Plusieurs plateformes ont récemment développé, par leurs algorithmes, des services musicaux destinés à mettre en avant les talents émergents. Un usage qui interroge le fonctionnement de ces nouvelles technologies, ainsi que l’évolution des plateformes et leur rôle dans l’industrie musicale. […]

Origines et fonctionnement des algorithmes de recommandation

[…] Le premier service audio à avoir mis en place un tel système d’analyse algorithmique est Pandora. C’est ce qu’explique Geoffroy Peeters, professeur à Télécom Paris : « Pandora avait des annotateurs qui ont analysé chaque morceau de musique selon 400 critères extrêmement fins et pertinents pour décrire la musique faite à la main. » Après quoi de nombreux acteurs qui travaillent dans le Retrait d’information musicale ont développé des algorithmes qui permettent d’analyser le contenu d’un morceau et d’en extraire ses caractéristiques.

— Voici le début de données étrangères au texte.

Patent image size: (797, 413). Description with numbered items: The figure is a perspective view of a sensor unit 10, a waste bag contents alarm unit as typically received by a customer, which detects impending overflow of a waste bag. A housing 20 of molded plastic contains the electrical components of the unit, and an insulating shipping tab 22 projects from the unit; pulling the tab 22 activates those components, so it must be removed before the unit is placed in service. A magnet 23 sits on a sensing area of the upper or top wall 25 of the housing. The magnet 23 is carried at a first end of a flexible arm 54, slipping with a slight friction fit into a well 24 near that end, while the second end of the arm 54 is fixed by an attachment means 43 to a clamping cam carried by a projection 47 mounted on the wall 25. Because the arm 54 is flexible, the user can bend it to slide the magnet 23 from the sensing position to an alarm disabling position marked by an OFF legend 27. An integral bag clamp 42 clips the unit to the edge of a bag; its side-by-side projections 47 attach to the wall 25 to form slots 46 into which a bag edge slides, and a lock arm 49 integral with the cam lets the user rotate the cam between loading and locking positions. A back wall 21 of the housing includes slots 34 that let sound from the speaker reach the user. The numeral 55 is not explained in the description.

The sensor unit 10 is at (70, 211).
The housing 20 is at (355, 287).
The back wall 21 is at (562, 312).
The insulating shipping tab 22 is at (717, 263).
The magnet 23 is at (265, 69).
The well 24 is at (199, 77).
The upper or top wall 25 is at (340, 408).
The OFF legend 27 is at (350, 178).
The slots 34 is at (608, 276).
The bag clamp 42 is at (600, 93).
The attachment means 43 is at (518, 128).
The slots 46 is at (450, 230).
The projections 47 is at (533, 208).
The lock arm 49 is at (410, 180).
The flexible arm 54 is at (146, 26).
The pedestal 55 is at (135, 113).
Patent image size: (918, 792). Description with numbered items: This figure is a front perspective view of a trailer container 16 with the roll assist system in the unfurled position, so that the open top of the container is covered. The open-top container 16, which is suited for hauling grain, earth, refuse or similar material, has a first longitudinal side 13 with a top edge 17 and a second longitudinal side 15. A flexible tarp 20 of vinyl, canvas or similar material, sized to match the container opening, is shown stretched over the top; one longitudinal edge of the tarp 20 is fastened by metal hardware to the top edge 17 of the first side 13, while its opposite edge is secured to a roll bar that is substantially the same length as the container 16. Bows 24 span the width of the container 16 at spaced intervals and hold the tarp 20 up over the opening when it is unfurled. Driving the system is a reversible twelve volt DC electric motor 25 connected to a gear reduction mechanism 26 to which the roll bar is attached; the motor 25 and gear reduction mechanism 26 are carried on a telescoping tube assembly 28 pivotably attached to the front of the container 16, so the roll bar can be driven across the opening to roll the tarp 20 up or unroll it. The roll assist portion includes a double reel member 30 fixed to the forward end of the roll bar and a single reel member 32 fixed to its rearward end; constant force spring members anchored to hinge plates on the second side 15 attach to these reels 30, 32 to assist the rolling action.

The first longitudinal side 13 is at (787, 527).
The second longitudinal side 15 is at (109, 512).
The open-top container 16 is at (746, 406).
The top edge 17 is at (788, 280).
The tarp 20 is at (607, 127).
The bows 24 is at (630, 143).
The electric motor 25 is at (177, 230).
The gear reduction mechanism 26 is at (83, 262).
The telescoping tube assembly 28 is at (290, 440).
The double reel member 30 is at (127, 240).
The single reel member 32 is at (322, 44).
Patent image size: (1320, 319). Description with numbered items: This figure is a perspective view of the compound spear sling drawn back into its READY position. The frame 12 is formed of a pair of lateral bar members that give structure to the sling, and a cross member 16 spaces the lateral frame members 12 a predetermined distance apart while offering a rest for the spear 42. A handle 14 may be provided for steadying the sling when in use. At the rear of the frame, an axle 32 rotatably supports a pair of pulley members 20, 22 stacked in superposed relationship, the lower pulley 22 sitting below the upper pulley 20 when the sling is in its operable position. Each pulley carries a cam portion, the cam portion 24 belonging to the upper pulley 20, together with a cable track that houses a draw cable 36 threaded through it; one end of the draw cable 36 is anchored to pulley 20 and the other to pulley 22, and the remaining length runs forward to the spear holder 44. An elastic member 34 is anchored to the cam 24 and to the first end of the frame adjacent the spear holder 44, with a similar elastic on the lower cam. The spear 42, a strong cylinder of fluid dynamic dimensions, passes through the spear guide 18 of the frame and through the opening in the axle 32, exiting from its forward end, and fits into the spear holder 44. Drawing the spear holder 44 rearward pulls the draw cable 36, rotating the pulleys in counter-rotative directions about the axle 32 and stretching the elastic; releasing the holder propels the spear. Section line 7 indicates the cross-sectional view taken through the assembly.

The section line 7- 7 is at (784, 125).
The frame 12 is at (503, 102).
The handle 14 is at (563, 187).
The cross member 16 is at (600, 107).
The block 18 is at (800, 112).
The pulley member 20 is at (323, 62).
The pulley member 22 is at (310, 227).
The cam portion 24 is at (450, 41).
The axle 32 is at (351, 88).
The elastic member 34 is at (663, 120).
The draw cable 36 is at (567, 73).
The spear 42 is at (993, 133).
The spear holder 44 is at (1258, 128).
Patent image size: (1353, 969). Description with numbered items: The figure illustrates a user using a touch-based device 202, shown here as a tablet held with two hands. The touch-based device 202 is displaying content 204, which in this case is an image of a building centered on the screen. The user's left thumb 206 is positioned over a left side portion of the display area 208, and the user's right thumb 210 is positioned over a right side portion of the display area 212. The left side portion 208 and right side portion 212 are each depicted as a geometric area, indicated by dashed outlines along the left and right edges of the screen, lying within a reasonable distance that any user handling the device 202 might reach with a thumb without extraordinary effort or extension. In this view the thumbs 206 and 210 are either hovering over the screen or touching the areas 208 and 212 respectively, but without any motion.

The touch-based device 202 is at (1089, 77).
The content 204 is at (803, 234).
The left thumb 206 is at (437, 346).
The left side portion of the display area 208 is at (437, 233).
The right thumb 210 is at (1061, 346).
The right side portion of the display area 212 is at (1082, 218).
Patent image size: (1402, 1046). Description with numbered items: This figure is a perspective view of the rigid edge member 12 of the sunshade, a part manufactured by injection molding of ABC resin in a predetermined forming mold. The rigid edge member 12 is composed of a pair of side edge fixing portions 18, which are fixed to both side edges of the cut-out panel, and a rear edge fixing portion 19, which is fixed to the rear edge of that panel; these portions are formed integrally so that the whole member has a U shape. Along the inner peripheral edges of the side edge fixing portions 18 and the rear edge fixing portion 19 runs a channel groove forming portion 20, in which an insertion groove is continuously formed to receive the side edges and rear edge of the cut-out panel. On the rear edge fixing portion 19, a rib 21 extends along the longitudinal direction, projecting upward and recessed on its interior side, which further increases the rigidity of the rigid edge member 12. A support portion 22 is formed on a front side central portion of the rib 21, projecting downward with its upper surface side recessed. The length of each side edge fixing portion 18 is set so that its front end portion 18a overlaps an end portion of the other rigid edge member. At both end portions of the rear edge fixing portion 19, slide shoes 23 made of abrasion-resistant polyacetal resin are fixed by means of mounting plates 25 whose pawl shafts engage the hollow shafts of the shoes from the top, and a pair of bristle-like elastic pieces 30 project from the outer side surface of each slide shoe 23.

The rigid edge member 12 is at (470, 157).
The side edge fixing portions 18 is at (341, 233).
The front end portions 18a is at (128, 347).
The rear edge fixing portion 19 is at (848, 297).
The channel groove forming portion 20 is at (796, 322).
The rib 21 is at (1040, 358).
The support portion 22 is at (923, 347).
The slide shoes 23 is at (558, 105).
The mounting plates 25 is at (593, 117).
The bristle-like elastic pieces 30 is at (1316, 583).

Ce système permet aux plateformes musicales d’établir un catalogue et de recommander du contenu à chaque auditeur en fonction de critères acoustiques.

[…] S’ajoute aussi une dose de surprise, notamment grâce aux playlists, un modèle largement adopté par Pandora, Spotify ou encore Deezer. « Les plateformes se sont rapidement rendu compte que les gens écoutent principalement des playlists. Là où Spotify et Deezer proposaient en écoute illimitée 60 millions de titres, ils sont rapidement revenus à un système de radio – à l’image de Pandora – en proposant davantage de playlists créées automatiquement, à partir de recommandations », explique Geoffroy Peeters.

L’évolution des plateformes musicales

Ce système de playlists est l’un des premiers marqueurs de l’évolution des plateformes musicales. Mais ces dernières sont allées plus loin, concernant les artistes émergents, souvent placés en fin de liste et donc rarement mis en avant. Des systèmes de recommandations suggèrent ainsi des titres afin de résoudre le problème de la distribution statistique. Geoffroy Peeters détaille : « Bien que 60 millions de titres soient potentiellement écoutables sur Spotify et Deezer, les utilisateurs vont finalement se concentrer sur plus ou moins 1 000 titres. Ainsi, pour permettre la mise en évidence de titres qui ne sont jamais écoutés, on va proposer aux utilisateurs un titre similaire à ceux écoutés en termes de caractéristiques vocales, placés en fin de playlist. On va pouvoir, à partir du contenu, le remettre en avant et le reproposer à l’utilisateur. C’est vraiment la motivation principale des plateformes. » […]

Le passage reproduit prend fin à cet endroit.